A new report by Zurich North America, in collaboration with DuPont and the nonprofit Institute for Social and Environmental Transition (ISET-International), examines the ever-increasing risk of wildfires in California. Based on a study utilizing Zurich’s  Post-Event Review Capability methodology, “California fires: Building resilience from the ashes” draws from research and interviews with those affected by the fires in addition to civic and nonprofit representatives involved in risk reduction, response and recovery. The report seeks answers to why these fires have become so hazardous, and the ways in which communities can become more resilient.

The Deadliest Fires Yet

Fires are becoming more frequent in California, with an increasing number of people living closer to affected areas. The state suffered the largest and most destructive wildfires in state history in 2017 and 2018. The 2018 Camp Fire alone claimed the lives of 86 people and devastated the town of Paradise.

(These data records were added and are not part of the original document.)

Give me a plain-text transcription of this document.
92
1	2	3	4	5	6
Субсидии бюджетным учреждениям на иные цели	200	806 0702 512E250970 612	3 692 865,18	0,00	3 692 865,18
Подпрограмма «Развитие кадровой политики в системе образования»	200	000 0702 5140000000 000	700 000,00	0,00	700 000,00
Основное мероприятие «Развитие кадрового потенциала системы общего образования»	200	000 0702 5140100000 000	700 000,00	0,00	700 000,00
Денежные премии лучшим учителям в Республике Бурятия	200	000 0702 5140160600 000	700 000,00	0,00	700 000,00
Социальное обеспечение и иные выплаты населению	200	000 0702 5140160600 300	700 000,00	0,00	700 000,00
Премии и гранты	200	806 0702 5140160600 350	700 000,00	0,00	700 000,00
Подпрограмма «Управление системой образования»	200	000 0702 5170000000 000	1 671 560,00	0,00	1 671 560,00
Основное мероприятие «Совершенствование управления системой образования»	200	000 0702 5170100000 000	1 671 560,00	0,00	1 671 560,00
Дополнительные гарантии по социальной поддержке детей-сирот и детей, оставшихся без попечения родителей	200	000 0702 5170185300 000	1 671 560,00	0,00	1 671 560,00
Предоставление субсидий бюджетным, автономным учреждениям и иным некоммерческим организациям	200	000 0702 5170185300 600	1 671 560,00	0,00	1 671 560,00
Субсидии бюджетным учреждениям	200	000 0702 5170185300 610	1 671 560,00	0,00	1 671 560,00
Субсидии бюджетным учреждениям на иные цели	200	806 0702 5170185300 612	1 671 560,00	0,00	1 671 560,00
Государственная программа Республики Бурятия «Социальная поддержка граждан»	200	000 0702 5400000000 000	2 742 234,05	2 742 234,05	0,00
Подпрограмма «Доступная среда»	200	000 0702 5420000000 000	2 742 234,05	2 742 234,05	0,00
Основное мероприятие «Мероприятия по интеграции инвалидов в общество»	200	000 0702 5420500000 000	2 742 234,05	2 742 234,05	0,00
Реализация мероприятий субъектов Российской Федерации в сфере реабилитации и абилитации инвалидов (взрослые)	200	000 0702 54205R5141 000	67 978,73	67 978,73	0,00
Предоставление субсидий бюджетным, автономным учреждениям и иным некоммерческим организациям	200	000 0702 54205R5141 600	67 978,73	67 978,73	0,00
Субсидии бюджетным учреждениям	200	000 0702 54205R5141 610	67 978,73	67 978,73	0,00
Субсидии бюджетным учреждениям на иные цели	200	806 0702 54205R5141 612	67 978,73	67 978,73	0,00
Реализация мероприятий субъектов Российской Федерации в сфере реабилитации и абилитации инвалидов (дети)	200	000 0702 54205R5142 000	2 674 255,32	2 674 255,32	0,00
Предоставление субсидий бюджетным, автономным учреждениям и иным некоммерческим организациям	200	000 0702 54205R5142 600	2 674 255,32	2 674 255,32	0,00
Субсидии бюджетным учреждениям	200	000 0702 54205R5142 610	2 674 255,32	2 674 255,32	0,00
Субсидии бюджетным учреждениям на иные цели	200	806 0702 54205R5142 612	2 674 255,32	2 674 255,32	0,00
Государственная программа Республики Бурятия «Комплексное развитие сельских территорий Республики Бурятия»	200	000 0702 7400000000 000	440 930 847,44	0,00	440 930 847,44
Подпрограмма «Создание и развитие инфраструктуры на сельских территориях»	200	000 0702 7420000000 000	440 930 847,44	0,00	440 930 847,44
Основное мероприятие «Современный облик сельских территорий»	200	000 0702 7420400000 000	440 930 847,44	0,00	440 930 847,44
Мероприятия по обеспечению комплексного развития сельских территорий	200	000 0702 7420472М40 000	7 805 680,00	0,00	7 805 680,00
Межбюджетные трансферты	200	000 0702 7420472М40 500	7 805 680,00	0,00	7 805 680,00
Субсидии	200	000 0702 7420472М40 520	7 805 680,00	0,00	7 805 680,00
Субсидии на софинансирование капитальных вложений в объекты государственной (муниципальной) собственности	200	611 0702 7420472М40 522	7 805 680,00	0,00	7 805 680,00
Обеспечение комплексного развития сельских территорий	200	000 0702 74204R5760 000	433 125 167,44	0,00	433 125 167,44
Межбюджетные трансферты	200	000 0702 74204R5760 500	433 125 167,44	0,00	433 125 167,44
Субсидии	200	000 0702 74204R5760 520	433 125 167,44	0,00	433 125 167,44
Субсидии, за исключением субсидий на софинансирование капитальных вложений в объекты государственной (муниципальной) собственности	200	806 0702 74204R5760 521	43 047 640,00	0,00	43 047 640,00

With this danger in the “wildland-urban interface”—essentially where hazardous wildlands meet homes and businesses—residents and business owners need to understand their risk. Education is essential to protect these areas. “Education is one of the first steps to help residents take necessary precautions against wildfires,” said Marcel Milani, Global Strategy Leader, Resilient Construction, DuPont. “Once business and homeowners understand what’s at risk, and that they are in control of building site retrofits that could save their property and their lives, they will invest in change.”

California is Taking Steps to Limit the Next Big Fire

California has developed Fire Hazard Severity Zone Maps to demonstrate the areas that have the greatest probability and intensity of potential wildfires. These maps help show which homes need to meet Chapter 7A of the California Building Code, which requires homes be built to certain fire-safe standards. Paradise which has experienced multiple fires since 2008, provides an important example of why this is so significant. Homes built in compliance with Chapter 7A codes tended to fare better than those built before 2008, when the codes were put in place. Of the 350 homes built to the Chapter 7A code in Paradise, 51 percent survived compared to 18 percent of the 12,100 homes built before 2008.

However, in some cases, the rising cost of homes and increasing population leads to communities that, according to the report, are “disproportionately of lower socioeconomic status, elderly or otherwise more vulnerable.” The costs of fire-resistant structures mean fire-resistant homes likely need to be built alongside retrofitted buildings. Indeed, the report found that perceived cost was one reason 7A codes were not adopted. And for vulnerable populations, there needs to be help. “Reducing the costs of retrofitting homes and buildings to fire-resistant standards would be a step in the right direction,” said Karen MacClune, Ph.D., Executive Director for ISET-International. “Providing funding or low-cost loans for the most vulnerable would support them to take action.”

Pushing the Conversation Forward

Despite California instituting new building codes and statewide fire hazard mapping, the study recommends that further practices need to be undertaken. Other key takeaways from the report include:

  • There needs to be more data on benefits and costs of mitigation that could in turn help set priorities
  • There continues to be development in high-risk areas, further amplifying the risk and danger of these fires
  • Many Californians impacted by fire are slow to take actions to reduce their risk
  • There needs to be more preparation for a fire’s aftermath
  • Mechanisms are required to ensure adequate insurance

All of this leads back to the core concept of resilience.

“With resilience, it’s about minimizing impact, avoiding impact or shortening impact. Our job as an insurance provider is to make someone whole after an event,” said Ben Harper, Head of Corporate Sustainability at Zurich North America. “Proper resiliency planning differs based on the customer and the region, among other variables. But it shares a common thread: action before an event.”